Wright Andrew D, Turk Thomas M T, Nagar Michael S, Phelan Michael W, Perry Kent T
Department of Urology, Loyola University Medical Center, Maywood, Illinois 60185, USA.
J Endourol. 2007 Dec;21(12):1493-6. doi: 10.1089/end.2007.9850.
Laparoscopic renal cryoablation is an emerging minimally invasive management option for T(1) renal lesions. In an analysis of patients treated with laparoscopic cryoablation for renal lesions, our objective was to compare the treatment outcomes in patients with exophytic/partially exophytic and endophytic (peripheral but completely intrarenal) lesions.
We retrospectively reviewed medical records of 32 consecutive patients with anterior renal lesions who were treated with laparoscopic renal cryoablation between 2003 and 2005. Biopsy samples were obtained from the majority of lesions intraoperatively. The lesions were managed with 17 gauge needles and two freeze/thaw cycles. Follow-up was performed with CT scans at 3, 6, and 12 months, and then yearly. Treatment failures were defined as continued enhancement on CT or growth of the lesion. Statistical analysis was performed using t-test, correlative, and multiple regression analysis.
A total of 35 lesions in 32 patients were identified. Median lesion size was 1.9 cm. Median age was 67 years, with most patients having significant comorbidities. The median preoperative and postoperative creatinine level was 1.3 and 1.5 mg/dL (P = 0.38). Of the biopsy samples from 27 of 35 lesions, 18 showed renal cell carcinoma, 5 were found to be benign, and findings from 4 were inconclusive. Three lesions were completely endophytic. The median follow-up was 18 months, with treatment failures noted in 2 of 35 lesions (6%), both of which were endophytic (P < 0.0001). Multivariate analysis revealed that only the endophytic status of a lesion was a predictor of failure (P < 0.05). These were lesions that relied entirely on intraoperative ultrasonography for targeting, which suggests that failure was a technical error.

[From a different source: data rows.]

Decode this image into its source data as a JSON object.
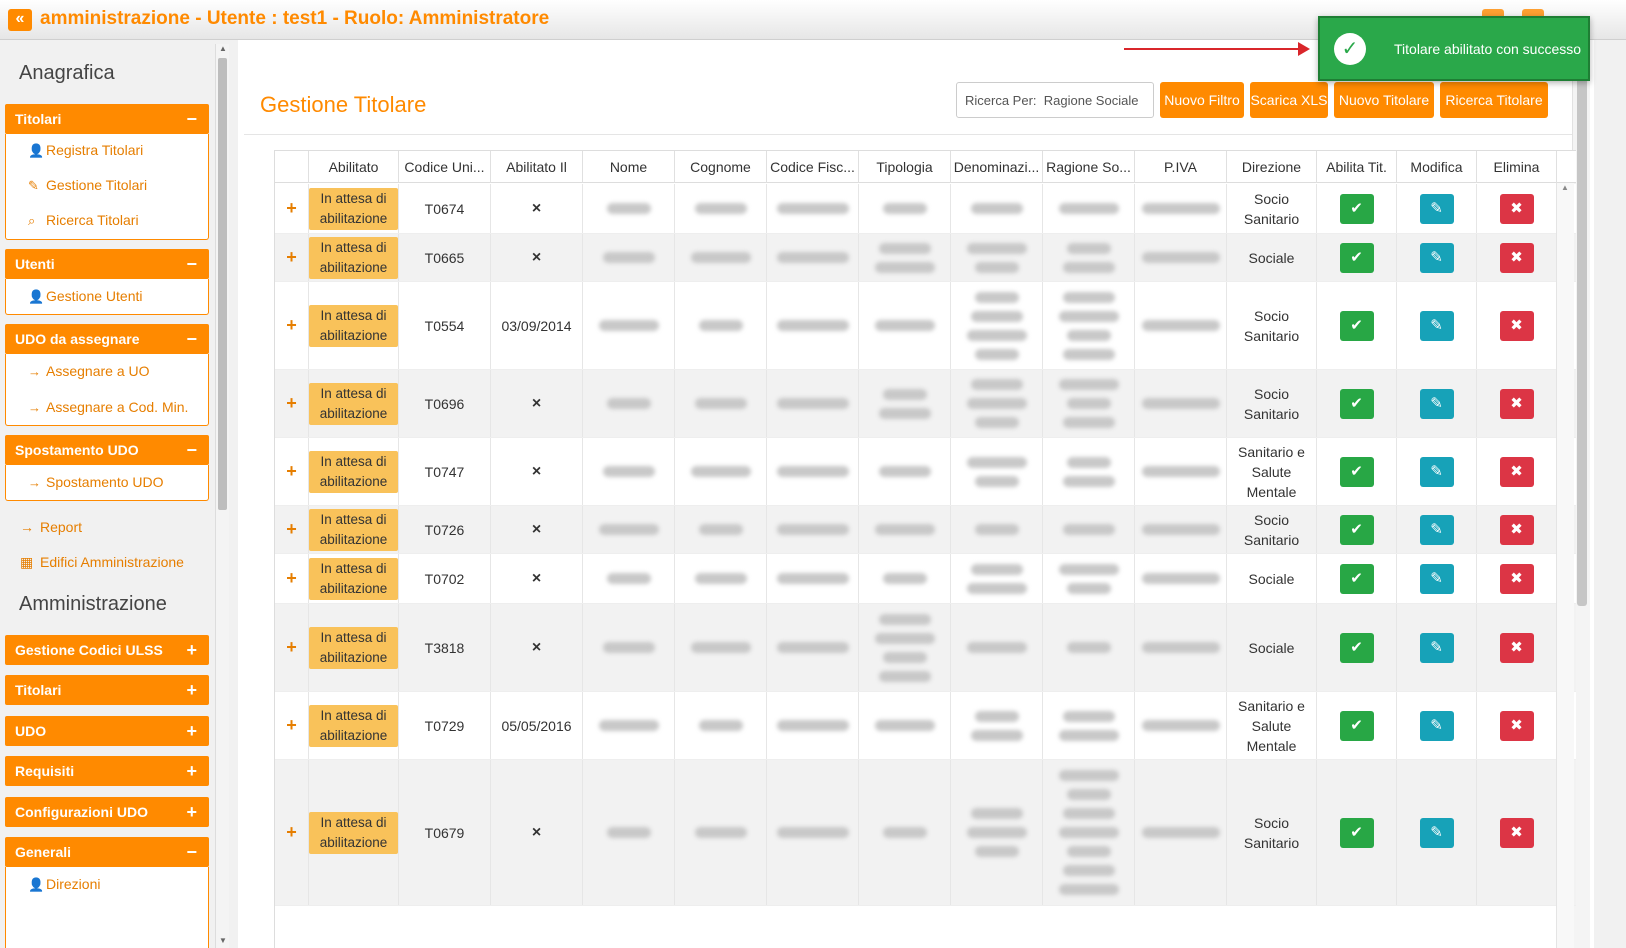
{
  "header": {
    "collapse_label": "«",
    "title": "amministrazione - Utente : test1 - Ruolo: Amministratore"
  },
  "toast": {
    "message": "Titolare abilitato con successo",
    "icon": "check-circle-icon"
  },
  "sidebar": {
    "anagrafica_title": "Anagrafica",
    "amministrazione_title": "Amministrazione",
    "groups": [
      {
        "label": "Titolari",
        "toggle": "−",
        "items": [
          "Registra Titolari",
          "Gestione Titolari",
          "Ricerca Titolari"
        ]
      },
      {
        "label": "Utenti",
        "toggle": "−",
        "items": [
          "Gestione Utenti"
        ]
      },
      {
        "label": "UDO da assegnare",
        "toggle": "−",
        "items": [
          "Assegnare a UO",
          "Assegnare a Cod. Min."
        ]
      },
      {
        "label": "Spostamento UDO",
        "toggle": "−",
        "items": [
          "Spostamento UDO"
        ]
      }
    ],
    "free_items": [
      "Report",
      "Edifici Amministrazione"
    ],
    "admin_groups": [
      {
        "label": "Gestione Codici ULSS",
        "toggle": "+"
      },
      {
        "label": "Titolari",
        "toggle": "+"
      },
      {
        "label": "UDO",
        "toggle": "+"
      },
      {
        "label": "Requisiti",
        "toggle": "+"
      },
      {
        "label": "Configurazioni UDO",
        "toggle": "+"
      },
      {
        "label": "Generali",
        "toggle": "−",
        "items": [
          "Direzioni"
        ]
      }
    ]
  },
  "main": {
    "page_title": "Gestione Titolare",
    "search": {
      "label": "Ricerca Per:",
      "value": "Ragione Sociale"
    },
    "buttons": [
      "Nuovo Filtro",
      "Scarica XLS",
      "Nuovo Titolare",
      "Ricerca Titolare"
    ]
  },
  "table": {
    "columns": [
      "Abilitato",
      "Codice Uni...",
      "Abilitato Il",
      "Nome",
      "Cognome",
      "Codice Fisc...",
      "Tipologia",
      "Denominazi...",
      "Ragione So...",
      "P.IVA",
      "Direzione",
      "Abilita Tit.",
      "Modifica",
      "Elimina"
    ],
    "pending_label": "In attesa di abilitazione",
    "rows": [
      {
        "codice": "T0674",
        "abilitato_il": "×",
        "direzione": "Socio Sanitario"
      },
      {
        "codice": "T0665",
        "abilitato_il": "×",
        "direzione": "Sociale"
      },
      {
        "codice": "T0554",
        "abilitato_il": "03/09/2014",
        "direzione": "Socio Sanitario"
      },
      {
        "codice": "T0696",
        "abilitato_il": "×",
        "direzione": "Socio Sanitario"
      },
      {
        "codice": "T0747",
        "abilitato_il": "×",
        "direzione": "Sanitario e Salute Mentale"
      },
      {
        "codice": "T0726",
        "abilitato_il": "×",
        "direzione": "Socio Sanitario"
      },
      {
        "codice": "T0702",
        "abilitato_il": "×",
        "direzione": "Sociale"
      },
      {
        "codice": "T3818",
        "abilitato_il": "×",
        "direzione": "Sociale"
      },
      {
        "codice": "T0729",
        "abilitato_il": "05/05/2016",
        "direzione": "Sanitario e Salute Mentale"
      },
      {
        "codice": "T0679",
        "abilitato_il": "×",
        "direzione": "Socio Sanitario"
      }
    ]
  }
}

Experience with renal cryoablation is still evolving. Our series further defines the role of laparoscopic renal cryoablation and its limitations in managing peripheral endophytic tumors. Completely endophytic lesions have a significantly higher risk of treatment failure. Reliance solely on intraoperative ultrasonography with no visual cues is a risk factor for treatment failure.
腹腔镜肾冷冻消融术是一种新兴的用于治疗 T(1)期肾病变的微创治疗方法。在一项对接受腹腔镜肾冷冻消融术治疗肾病变患者的分析中,我们的目的是比较外生性/部分外生性病变和内生性(位于肾周边但完全位于肾内)病变患者的治疗结果。
我们回顾性分析了 2003 年至 2005 年间连续 32 例接受腹腔镜肾冷冻消融术治疗的前位肾病变患者的病历。大多数病变在术中获取了活检样本。病变采用 17 号针及两个冻融周期进行处理。在术后 3 个月、6 个月和 12 个月时进行 CT 扫描随访,之后每年进行一次。治疗失败定义为 CT 上病变持续强化或增大。采用 t 检验、相关性分析和多元回归分析进行统计学分析。
32 例患者共发现 35 个病变。病变中位大小为 1.9 cm。中位年龄为 67 岁,大多数患者有明显的合并症。术前和术后肌酐水平中位数分别为 1.3 和 1.5 mg/dL(P = 0.38)。35 个病变中的 27 个病变的活检样本中,18 个显示为肾细胞癌,5 个为良性,4 个结果不明确。3 个病变完全为内生性。中位随访时间为 18 个月,35 个病变中有 2 个(6%)出现治疗失败,均为内生性病变(P < 0.0001)。多因素分析显示,仅病变的内生性状态是失败的预测因素(P < 0.05)。这些病变完全依赖术中超声进行定位,这提示失败是技术失误所致。
肾冷冻消融术的经验仍在不断积累。我们的系列研究进一步明确了腹腔镜肾冷冻消融术的作用及其在处理周边内生性肿瘤方面的局限性。完全内生性病变治疗失败的风险显著更高。单纯依赖术中超声且无视觉线索是治疗失败的一个危险因素。